解决办法: 修改settings.py, 再次访问就可以了

# Crawl responsibly by identifying yourself (and your website) on the user-agent

#################### 身份伪造 ####################
USER_AGENT = 'Mozilla/5.0 (Windows NT 10.0; Win64; x64) AppleWebKit/537.36 (KHTML, like Gecko) Chrome/89.0.4381.7 Safari/537.36'

# Obey robots.txt rules
##################### 默认是True ####################
ROBOTSTXT_OBEY = False

USER_AGENT去百度页面复制一份即可

4. 选择器

中文文档: https://www.osgeo.cn/scrapy/topics/selectors.html

获取标签文本内容

获取匹配的第一个元素get()

获取所有匹配的元素getall()

官方提供的测试网页: https://docs.scrapy.org/en/latest/_static/selectors-sample1.html

import scrapy

class ClientSpider(scrapy.Spider):
    name = 'client'
    start_urls = ['https://docs.scrapy.org/en/latest/_static/selectors-sample1.html']

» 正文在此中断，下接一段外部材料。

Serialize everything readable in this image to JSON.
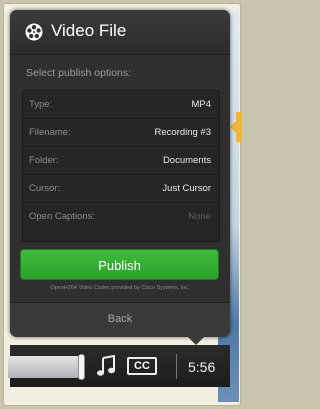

    def parse(self, response):
        a = response.xpath('//a/text()').get()
        a_list = response.xpath('//a/text()').getall() 
        print(a)
        # Name: My image 1
        print(a_list)
        # ['Name: My image 1 ', 'Name: My image 2 ', 'Name: My image 3 ', 'Name: My image 4 ', 'Name: My image 5 ']

获取标签属性

# 获取所有href
a_href_list = response.xpath('//a/@href').getall()
print(a_href_list)

# 获取一个元素href, 两种方法
#第一种
a_href1 = response.xpath('//a/@href').get()
print(a_href1)

#第二种
# attrib它返回第一个匹配元素的属性
a_href2 = response.css('a').attrib['href']
print(a_href)

5. 项目(Items)

网页中内容其实就是一个实体(Item), 使用Item的目的就是从非结构化数据(网页中提取的杂乱的数据)中提取结构化的数据

Item其实可以看成C语言中的一个结构体,items 提供了抓取数据的容器,后面要将网页内容结构化的时候(也就是把网页中想要提取的内容包装成一个对象), 当然也可以直接一点使用{}

items.py文件:

import scrapy

class MyspiderItem(scrapy.Item):
    # define the fields for your item here like:
    a_text = scrapy.Field() # 要存放的是超链接的文本信息
    a_href = scrapy.Field() # 要存放的是超链接地址
    img_src = scrapy.Field() # 要存放的是图片地址

引入items报错问题:
在这里插入图片描述
解决办法:

client.py爬虫文件:

import scrapy
from myspider.items import MyspiderItem


class ClientSpider(scrapy.Spider):
    name = 'client'
    start_urls = ['https://docs.scrapy.org/en/latest/_static/selectors-sample1.html']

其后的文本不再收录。